La Chica Arquitecta subió al tren en Alonso Martínez cuando Tito cambiaba de canción, a una versión, fascinante, de Alegría de vivir de Ray Heredia. Sí, de Ray Heredia, aunque la popularizó La Barbería del Sur, el grupo de El Negri, cuñado de Ray. Al acabar, pasó flamenco el sombrero –el duende acompaña siempre– y los pasajeros pagamos con una sonrisa en la boca porque el concierto lo merecía.

El cantaor se bajó, como nosotros, en Príncipe Pío y aproveché para darle la enhorabuena y mentarle a Ray Heredia, ese genio que trajo el nuevo flamenco y que el caballo nos robó. Me despedí diciéndole que si Camarón hubiese sido anglosajón ahora sería un mito por encima de Lennon o Marley. Sonriendo y llevándose la mano al pecho, contestó: “qué grande mi José”.

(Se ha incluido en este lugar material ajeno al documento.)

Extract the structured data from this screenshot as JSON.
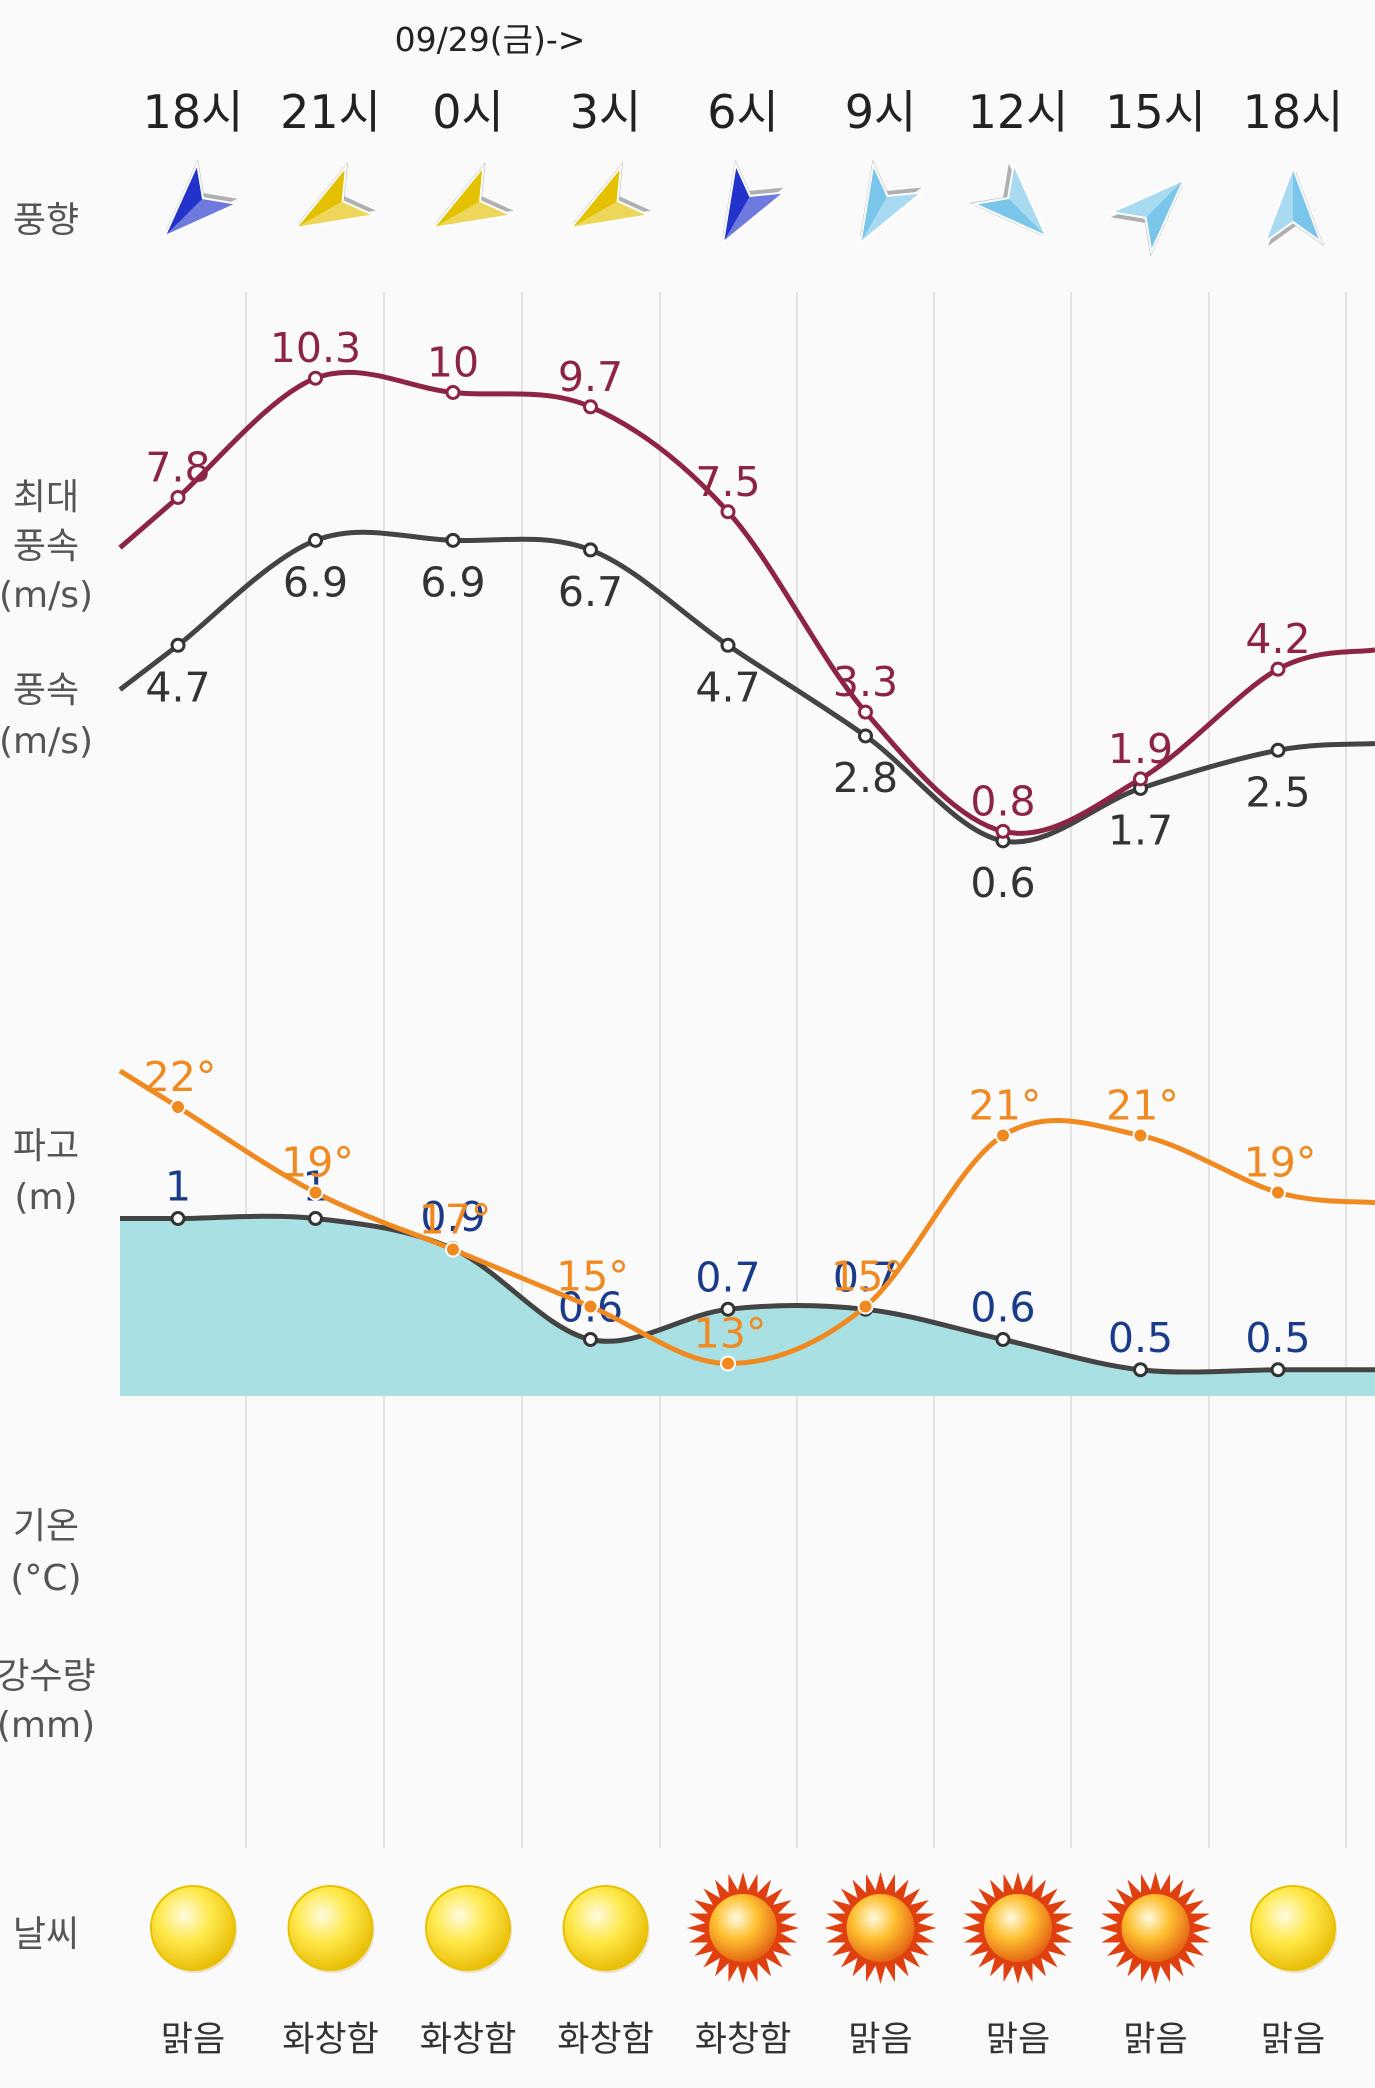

Antes de irme, os dejo otra recomendación lectora flamenca. Si os gusta Camarón, leed “Pistola y cuchillo” de Montero Glez, una particular biografía de José Monge Cruz, donde se repasa la última noche que el novelista le vio con vida en la Venta de Vargas entre alcohol, tabaco, peleas de gallos y jurdos sobre la mesa.

3 thoughts on “Alegría flamenca de vivir.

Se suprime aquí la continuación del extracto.